Tais vagas seriam destinadas preferencialmente a negros, pardos e índios.
Esse contingente, é de presumir – pois do contrário não faria sentido ter
cotas –, é menos preparado academicamente do que dezenas de milhares de
estudantes rejeitados pela simples razão de terem nascido brancos e de pais
que suaram a camisa para galgar um degrau mais alto na pirâmide social
brasileira. Os efeitos de longo prazo dessa injustiça são ruinosos. Ela pune
o esforço individual e cria uma casta de "profissionais das cotas", cuja
maioria pode até ser muito bem aceita em empregos de segunda linha, mas,
certamente, será discriminada no preenchimento de postos de trabalho mais
bem pagos e com exigências curriculares impecáveis. O projeto de cotas não
toca nesse vespeiro. E desvia a atenção de algo bem mais relevante: o fato
de que a encrenca começa bem antes do vestibular. Para se ter uma ideia,
apenas 20% dos alunos mais pobres concluem o ensino médio. Pior ainda: entre
os que chegam à formatura, uma minoria tem condições reais de cursar uma
faculdade, ainda que ela seja gratuita. Metade dos alunos conclui o ensino
básico sem conseguir executar as operações fundamentais da matemática e sem
entender o conteúdo de textos simples. "Não há solução mágica para a
democratização do acesso à universidade. Isso apenas ocorrerá quando mais e
mais estudantes forem preparados para competir de igual para igual por uma
vaga", diz Eunice Durham, especialista em ensino superior. Não há, claro,
uma maneira de fazer isso que ignore o investimento maciço na melhoria do
nível dos professores das escolas públicas brasileiras. As cotas ferem o princípio da meritocracia Como explicar a um aluno classificado na 65ª posição num dos vestibulares mais concorridos do país que sua vaga será ocupada pelo milésimo colocado no mesmo concurso? É esse tipo de distorção que ocorrerá nas universidades brasileiras, caso as cotas sejam adotadas na proporção em que prevê o projeto que tramita no Senado.

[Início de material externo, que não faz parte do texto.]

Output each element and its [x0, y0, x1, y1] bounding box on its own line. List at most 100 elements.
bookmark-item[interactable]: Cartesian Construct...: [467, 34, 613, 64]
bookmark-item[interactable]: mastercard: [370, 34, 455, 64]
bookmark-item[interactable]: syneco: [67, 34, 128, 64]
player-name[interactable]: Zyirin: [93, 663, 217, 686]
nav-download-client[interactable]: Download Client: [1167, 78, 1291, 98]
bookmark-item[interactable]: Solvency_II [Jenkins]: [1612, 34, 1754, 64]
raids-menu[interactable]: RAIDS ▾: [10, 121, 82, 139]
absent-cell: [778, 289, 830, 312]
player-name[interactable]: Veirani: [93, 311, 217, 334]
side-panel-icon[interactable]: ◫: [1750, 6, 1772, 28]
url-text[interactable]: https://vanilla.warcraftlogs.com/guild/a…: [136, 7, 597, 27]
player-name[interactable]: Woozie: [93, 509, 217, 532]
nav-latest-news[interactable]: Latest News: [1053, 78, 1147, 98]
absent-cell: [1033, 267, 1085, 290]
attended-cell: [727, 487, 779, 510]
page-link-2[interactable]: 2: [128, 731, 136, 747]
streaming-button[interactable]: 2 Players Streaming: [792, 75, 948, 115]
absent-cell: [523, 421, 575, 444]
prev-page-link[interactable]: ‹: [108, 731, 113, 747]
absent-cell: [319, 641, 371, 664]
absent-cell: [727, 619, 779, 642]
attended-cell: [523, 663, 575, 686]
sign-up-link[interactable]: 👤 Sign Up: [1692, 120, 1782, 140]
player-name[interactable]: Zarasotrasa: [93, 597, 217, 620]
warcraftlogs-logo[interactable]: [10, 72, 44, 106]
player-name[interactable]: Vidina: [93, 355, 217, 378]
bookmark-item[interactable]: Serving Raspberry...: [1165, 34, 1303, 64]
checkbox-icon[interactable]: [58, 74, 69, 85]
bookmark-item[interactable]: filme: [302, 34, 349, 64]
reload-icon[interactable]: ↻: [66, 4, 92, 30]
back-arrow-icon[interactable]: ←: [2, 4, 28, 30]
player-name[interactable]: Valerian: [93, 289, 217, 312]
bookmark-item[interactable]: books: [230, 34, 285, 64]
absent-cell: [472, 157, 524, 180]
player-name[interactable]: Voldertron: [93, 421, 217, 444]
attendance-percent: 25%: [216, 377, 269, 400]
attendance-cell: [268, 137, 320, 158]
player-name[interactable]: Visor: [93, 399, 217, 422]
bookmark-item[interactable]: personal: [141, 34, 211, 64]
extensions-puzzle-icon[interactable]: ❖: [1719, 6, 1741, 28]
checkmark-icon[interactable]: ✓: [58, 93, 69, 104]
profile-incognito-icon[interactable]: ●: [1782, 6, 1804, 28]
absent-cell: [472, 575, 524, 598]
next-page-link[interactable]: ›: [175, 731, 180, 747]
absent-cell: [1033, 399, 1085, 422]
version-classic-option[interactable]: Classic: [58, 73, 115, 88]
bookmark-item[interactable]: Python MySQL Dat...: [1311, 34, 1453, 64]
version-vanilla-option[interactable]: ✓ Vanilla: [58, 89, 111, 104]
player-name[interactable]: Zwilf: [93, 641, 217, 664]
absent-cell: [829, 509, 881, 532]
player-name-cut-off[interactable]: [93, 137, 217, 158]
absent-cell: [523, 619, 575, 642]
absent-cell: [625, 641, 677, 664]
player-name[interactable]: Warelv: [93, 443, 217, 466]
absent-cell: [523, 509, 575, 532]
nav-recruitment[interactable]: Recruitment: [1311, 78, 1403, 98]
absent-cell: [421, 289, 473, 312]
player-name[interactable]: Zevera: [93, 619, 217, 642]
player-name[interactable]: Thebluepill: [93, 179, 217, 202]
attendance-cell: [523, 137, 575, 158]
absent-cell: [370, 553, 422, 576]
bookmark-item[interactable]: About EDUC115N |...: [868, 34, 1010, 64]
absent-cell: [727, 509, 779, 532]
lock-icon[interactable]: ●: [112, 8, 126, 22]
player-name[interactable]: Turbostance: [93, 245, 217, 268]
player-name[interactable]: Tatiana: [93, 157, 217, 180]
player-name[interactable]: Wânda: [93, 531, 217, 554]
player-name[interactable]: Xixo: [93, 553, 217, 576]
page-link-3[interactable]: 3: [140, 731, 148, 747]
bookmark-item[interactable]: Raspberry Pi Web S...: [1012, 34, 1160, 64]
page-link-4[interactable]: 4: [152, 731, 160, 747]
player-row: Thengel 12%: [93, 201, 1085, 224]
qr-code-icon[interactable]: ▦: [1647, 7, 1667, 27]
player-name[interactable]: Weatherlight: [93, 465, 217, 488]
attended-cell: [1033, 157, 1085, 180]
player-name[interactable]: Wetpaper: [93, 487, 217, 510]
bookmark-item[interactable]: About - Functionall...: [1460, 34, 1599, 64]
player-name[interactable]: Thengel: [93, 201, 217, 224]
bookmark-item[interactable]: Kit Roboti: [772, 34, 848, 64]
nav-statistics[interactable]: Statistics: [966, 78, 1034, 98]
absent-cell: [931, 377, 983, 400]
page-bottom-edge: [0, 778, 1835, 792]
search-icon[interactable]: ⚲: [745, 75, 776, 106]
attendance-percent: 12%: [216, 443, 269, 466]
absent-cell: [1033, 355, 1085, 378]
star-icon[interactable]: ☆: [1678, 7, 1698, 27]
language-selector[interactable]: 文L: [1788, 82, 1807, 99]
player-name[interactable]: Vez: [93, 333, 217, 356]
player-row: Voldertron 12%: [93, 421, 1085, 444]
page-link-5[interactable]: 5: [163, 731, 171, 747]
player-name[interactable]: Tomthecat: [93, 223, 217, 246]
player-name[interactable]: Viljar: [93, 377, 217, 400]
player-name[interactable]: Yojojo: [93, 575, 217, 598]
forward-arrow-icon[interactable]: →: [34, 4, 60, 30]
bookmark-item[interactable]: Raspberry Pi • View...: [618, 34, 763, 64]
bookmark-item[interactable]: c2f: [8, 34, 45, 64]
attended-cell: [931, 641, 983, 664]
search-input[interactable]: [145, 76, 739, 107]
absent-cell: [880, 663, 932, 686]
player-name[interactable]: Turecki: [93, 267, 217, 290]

Os números vêm de um estudo feito pela Universidade Federal de São Paulo. O perigo é pôr em xeque o reconhecimento ao mérito individual. Nos Estados Unidos, onde as cotas já foram julgadas inconstitucionais, as ações afirmativas ferem menos esse princípio. Lá, o objetivo é garantir a diversidade: fazer com que no ambiente universitário se encontrem pessoas não só de uma pluralidade de origens, mas também com talentos peculiares. Com esse critério, podem ser beneficiados candidatos negros, mas também mulheres, estrangeiros ou esportistas. Só entra, no entanto, quem tirar boas notas. No caso brasileiro, as cotas levam a um arremedo de diversidade. São consideradas apenas as variáveis branco, negro, pardo e índio, além de um indicador de renda – as qualidades do indivíduo não são avaliadas. Tampouco está previsto mecanismo algum para preservar a qualidade do ensino. Para preencher todas as vagas reservadas, as universidades precisarão aprovar candidatos com notas baixas. Para os que são preteridos, como o estudante gaúcho Getúlio Ost, 18 anos, fica a frustração. "Consegui uma boa nota no vestibular, mas meu esforço não valeu de nada", diz ele, que perdeu a vaga na Universidade Federal do Rio Grande do Sul para um cotista. Já para as universidades, resta um duro desafio: preservar o nível acadêmico dos cursos.
Fonte: Rev. Veja, Camila Pereira, ed. 2102, 4/3/2009.